What motivates this position, in part, is the failure of leading compatibilist accounts to come to grips with the so-called problem of induced desires. The problem is that such desires seem to undermine responsibility, while the most straightforward explanation for this would undermine compatibilism. Pereboom develops this problem into a powerful case for the dependence of moral responsibility on ultimate responsibility . Since the latter notion is clearly incompatible with determinism, I conclude, so is genuine moral responsibility.

I argue that Pereboom's challenge, with slight modifications, is effective against the compatibilist accounts of Fischer and Ravizza, and R. Jay Wallace, respectively. These accounts are innovative in that they strategically withdraw the traditional compatibilist claim to free will, the better to defend a compatibilist conception of moral responsibility.

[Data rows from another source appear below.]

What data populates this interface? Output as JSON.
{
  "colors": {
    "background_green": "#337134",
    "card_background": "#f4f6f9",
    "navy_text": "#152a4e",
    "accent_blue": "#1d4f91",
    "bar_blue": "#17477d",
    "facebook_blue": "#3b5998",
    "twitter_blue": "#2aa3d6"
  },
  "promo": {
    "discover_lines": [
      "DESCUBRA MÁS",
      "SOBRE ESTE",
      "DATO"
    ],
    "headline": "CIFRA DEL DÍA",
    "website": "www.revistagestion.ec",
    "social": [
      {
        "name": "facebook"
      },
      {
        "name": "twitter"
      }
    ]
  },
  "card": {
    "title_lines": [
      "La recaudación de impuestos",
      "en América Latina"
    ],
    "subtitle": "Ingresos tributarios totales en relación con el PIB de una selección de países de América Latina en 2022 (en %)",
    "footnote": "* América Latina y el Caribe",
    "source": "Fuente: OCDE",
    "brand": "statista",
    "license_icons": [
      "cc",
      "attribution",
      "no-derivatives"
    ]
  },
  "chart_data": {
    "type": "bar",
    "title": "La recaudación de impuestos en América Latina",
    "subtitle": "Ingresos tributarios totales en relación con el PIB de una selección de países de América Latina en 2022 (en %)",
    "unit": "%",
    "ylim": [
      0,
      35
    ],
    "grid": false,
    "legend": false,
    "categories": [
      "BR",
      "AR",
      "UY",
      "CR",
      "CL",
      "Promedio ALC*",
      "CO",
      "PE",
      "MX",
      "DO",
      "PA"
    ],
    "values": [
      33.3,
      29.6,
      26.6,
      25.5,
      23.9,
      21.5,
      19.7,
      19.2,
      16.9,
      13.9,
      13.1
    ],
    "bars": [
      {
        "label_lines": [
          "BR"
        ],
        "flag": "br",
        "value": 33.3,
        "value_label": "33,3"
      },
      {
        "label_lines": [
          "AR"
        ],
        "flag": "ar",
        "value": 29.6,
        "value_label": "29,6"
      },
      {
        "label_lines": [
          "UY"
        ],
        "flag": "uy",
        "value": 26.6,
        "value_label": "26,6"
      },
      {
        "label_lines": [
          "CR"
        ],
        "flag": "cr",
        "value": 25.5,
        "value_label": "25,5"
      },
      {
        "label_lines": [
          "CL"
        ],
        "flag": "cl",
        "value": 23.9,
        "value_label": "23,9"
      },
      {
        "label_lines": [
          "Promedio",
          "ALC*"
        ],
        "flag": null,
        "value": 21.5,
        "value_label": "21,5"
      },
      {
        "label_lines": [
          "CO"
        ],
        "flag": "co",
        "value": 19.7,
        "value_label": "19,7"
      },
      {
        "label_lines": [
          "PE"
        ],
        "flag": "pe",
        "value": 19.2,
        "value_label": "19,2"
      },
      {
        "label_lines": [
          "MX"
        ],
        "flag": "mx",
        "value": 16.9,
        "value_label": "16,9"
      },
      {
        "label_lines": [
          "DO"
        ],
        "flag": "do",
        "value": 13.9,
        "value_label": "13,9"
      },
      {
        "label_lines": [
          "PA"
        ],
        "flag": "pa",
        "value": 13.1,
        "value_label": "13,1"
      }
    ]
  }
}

I conclude that compatibilists must draw the line farther back still: not between free will and moral responsibility, but between (true) moral responsibility and legitimately holding responsible.

Wallace has already taken a step in this direction by making the question, "When is it appropriate to hold someone morally responsible?" prior to that of, "When is someone morally responsible?" But, I argue, successfully meeting Pereboom's challenge requires understanding this question in terms of when someone has a legitimate claim to exemption against others, and then arguing that this requires more than just not being (truly) responsible. In some cases, I suggest, the demand for exemption can compound the presumption of insufficient moral concern created by the initial breach, and that when this happens, the moral community is within its rights to reject the demand.